The increase in antibiotic resistance, together with uncertain prospects of new antibiotic development, means that a clear-cut environmental plan is urgently required. A single resistant infection has been estimated to cost approximately €8,500 to €34,000 more than a non-resistant infection, by the Organisation for Economic Cooperation and Development (OECD) (57). Clinical microbiology laboratories are an essential subspecialty in identifying environmental reservoirs and characterising antibiotic profiles of multi drug resistant pathogens. Clinical laboratories contribute directly to patient care at an individual and institutional level in the management of infection (6). A universally standardised policy for pathogen specific decontamination of hospital environments paired with an environmental molecular panel on the ESKAPE (Enterococcus faecium, Staphylococcus aureus, Klebsiella pneumoniae, A. baumannii, Pseudomonas aeruginosa and Enterobacter spp.) six pathogens used to screen high touch/high risk areas.

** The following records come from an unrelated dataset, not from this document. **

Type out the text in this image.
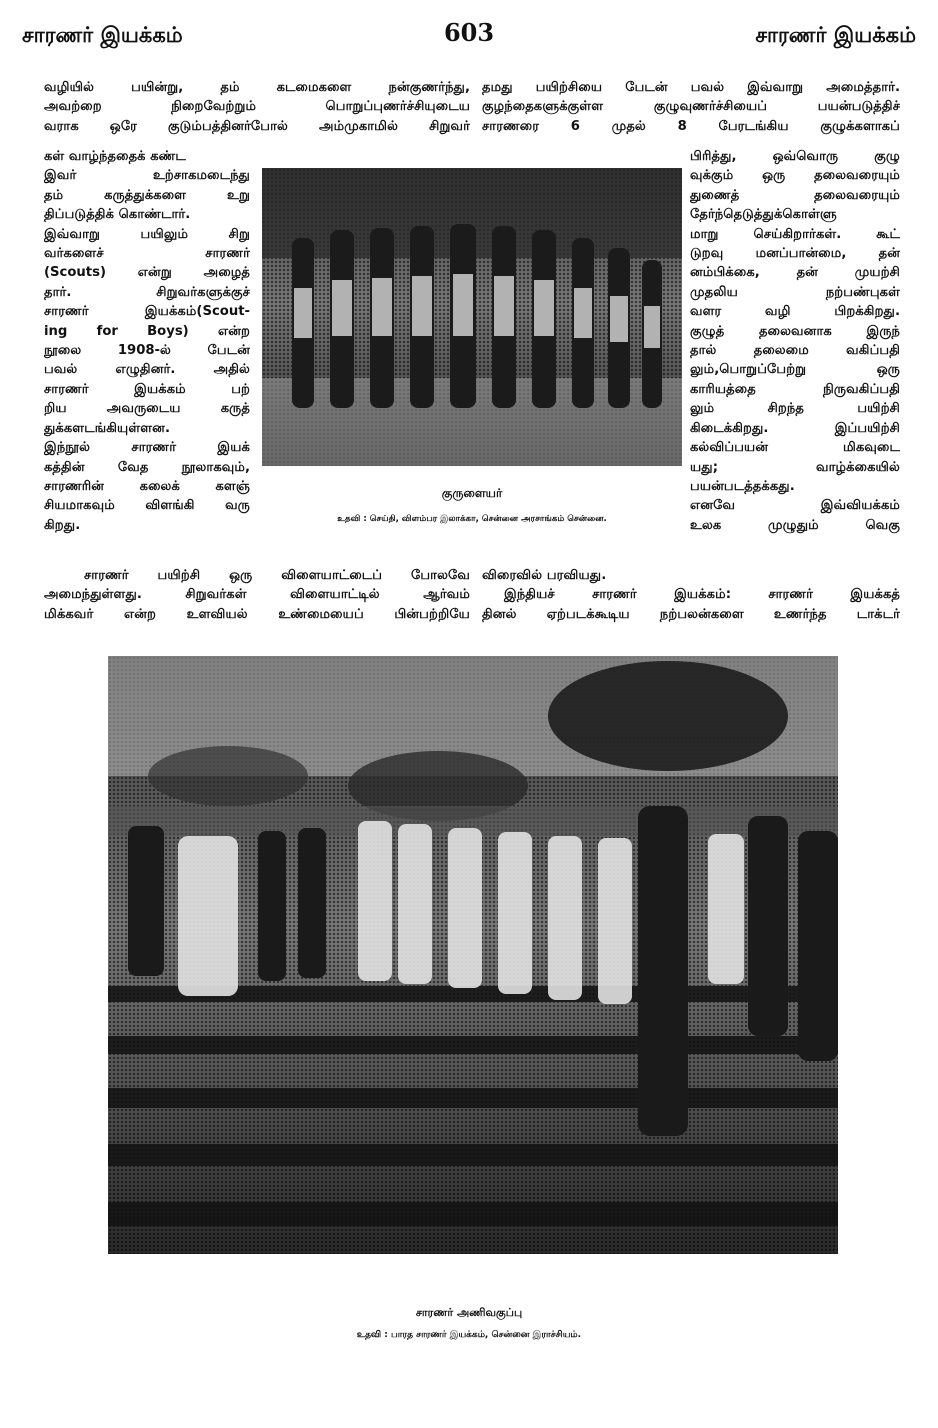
சாரணர் இயக்கம்	603	சாரணர் இயக்கம்

வழியில் பயின்று, தம் கடமைகளை நன்குணர்ந்து,

அவற்றை நிறைவேற்றும் பொறுப்புணர்ச்சியுடைய

வராக ஒரே குடும்பத்தினர்போல் அம்முகாமில் சிறுவர்

கள் வாழ்ந்ததைக் கண்ட

இவர் உற்சாகமடைந்து

தம் கருத்துக்களை உறு

திப்படுத்திக் கொண்டார்.

இவ்வாறு பயிலும் சிறு

வர்களைச் சாரணர்

(Scouts) என்று அழைத்

தார். சிறுவர்களுக்குச்

சாரணர் இயக்கம்(Scout-

ing for Boys) என்ற

நூலை 1908-ல் பேடன்

பவல் எழுதினர். அதில்

சாரணர் இயக்கம் பற்

றிய அவருடைய கருத்

துக்களடங்கியுள்ளன.

இந்நூல் சாரணர் இயக்

கத்தின் வேத நூலாகவும்,

சாரணரின் கலைக் களஞ்

சியமாகவும் விளங்கி வரு

கிறது.

சாரணர் பயிற்சி ஒரு விளையாட்டைப் போலவே

அமைந்துள்ளது. சிறுவர்கள் விளையாட்டில் ஆர்வம்

மிக்கவர் என்ற உளவியல் உண்மையைப் பின்பற்றியே

தமது பயிற்சியை பேடன் பவல் இவ்வாறு அமைத்தார்.

குழந்தைகளுக்குள்ள குழுவுணர்ச்சியைப் பயன்படுத்திச்

சாரணரை 6 முதல் 8 பேரடங்கிய குழுக்களாகப்

பிரித்து, ஒவ்வொரு குழு

வுக்கும் ஒரு தலைவரையும்

துணைத் தலைவரையும்

தேர்ந்தெடுத்துக்கொள்ளு

மாறு செய்கிறார்கள். கூட்

டுறவு மனப்பான்மை, தன்

னம்பிக்கை, தன் முயற்சி

முதலிய நற்பண்புகள்

வளர வழி பிறக்கிறது.

குழுத் தலைவனாக இருந்

தால் தலைமை வகிப்பதி

லும்,பொறுப்பேற்று ஒரு

காரியத்தை நிருவகிப்பதி

லும் சிறந்த பயிற்சி

கிடைக்கிறது. இப்பயிற்சி

கல்விப்பயன் மிகவுடை

யது; வாழ்க்கையில்

பயன்படத்தக்கது.

எனவே இவ்வியக்கம்

உலக முழுதும் வெகு

விரைவில் பரவியது.

இந்தியச் சாரணர் இயக்கம்: சாரணர் இயக்கத்

தினல் ஏற்படக்கூடிய நற்பலன்களை உணர்ந்த டாக்டர்

குருளையர்
உதவி : செய்தி, விளம்பர இலாக்கா, சென்னை அரசாங்கம் சென்னை.
சாரணர் அணிவகுப்பு
உதவி : பாரத சாரணர் இயக்கம், சென்னை இராச்சியம்.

Increased patient screening on admission is another beneficial method of identifying MDROs that may have potential for widespread transmission. The vital role cleaning staff play in infection prevention and control is not to be understated. Staff should be trained accordingly to understand the importance of microbiological decontamination as opposed to visible cleanliness.

Recommendations

More needs to be done to screen for MDRO in the hospital environment, particularly to identify and effectively decontaminate environmental reservoirs. The only steadfast way of reliably doing this is through microbiological screening and assessment of cleaning protocols. We strongly suggest that this microbiological screening of the hospital environment should use A. baumanii as an indicator organism for the presence of the other ESKAPE organisms. This is primarily due to the triple threat of A. baumannii as an opportunistic pathogen, a biofilm former and as an environmental reservoir of mobile genetic elements. Biomedical scientists are demonstrated leaders when it comes to developing and guiding appropriate infection prevention and control measures and central to good antimicrobial stewardship, although accustomed to being in the back room. However, the urgency of preserving what value remains on antibiotics suggests that as a profession we need to take a lead when it comes to the control of A. baumannii and other nosocomial pathogens.

Ethics Statement

Ethical approval was granted by the Clinical Research Ethics Committee, Cork [Review reference number ECM 4 (q)].

Author Contributions

JO’C: Study, design, supervision, manuscript preparation. RS: Primary supervisor, study, design, supervision, manuscript preparation. BL: Primary supervisor, study, design, supervision, manuscript preparation.

Conflict of Interest

The authors declare that the research was conducted in the absence of any commercial or financial relationships that could be construed as a potential conflict of interest.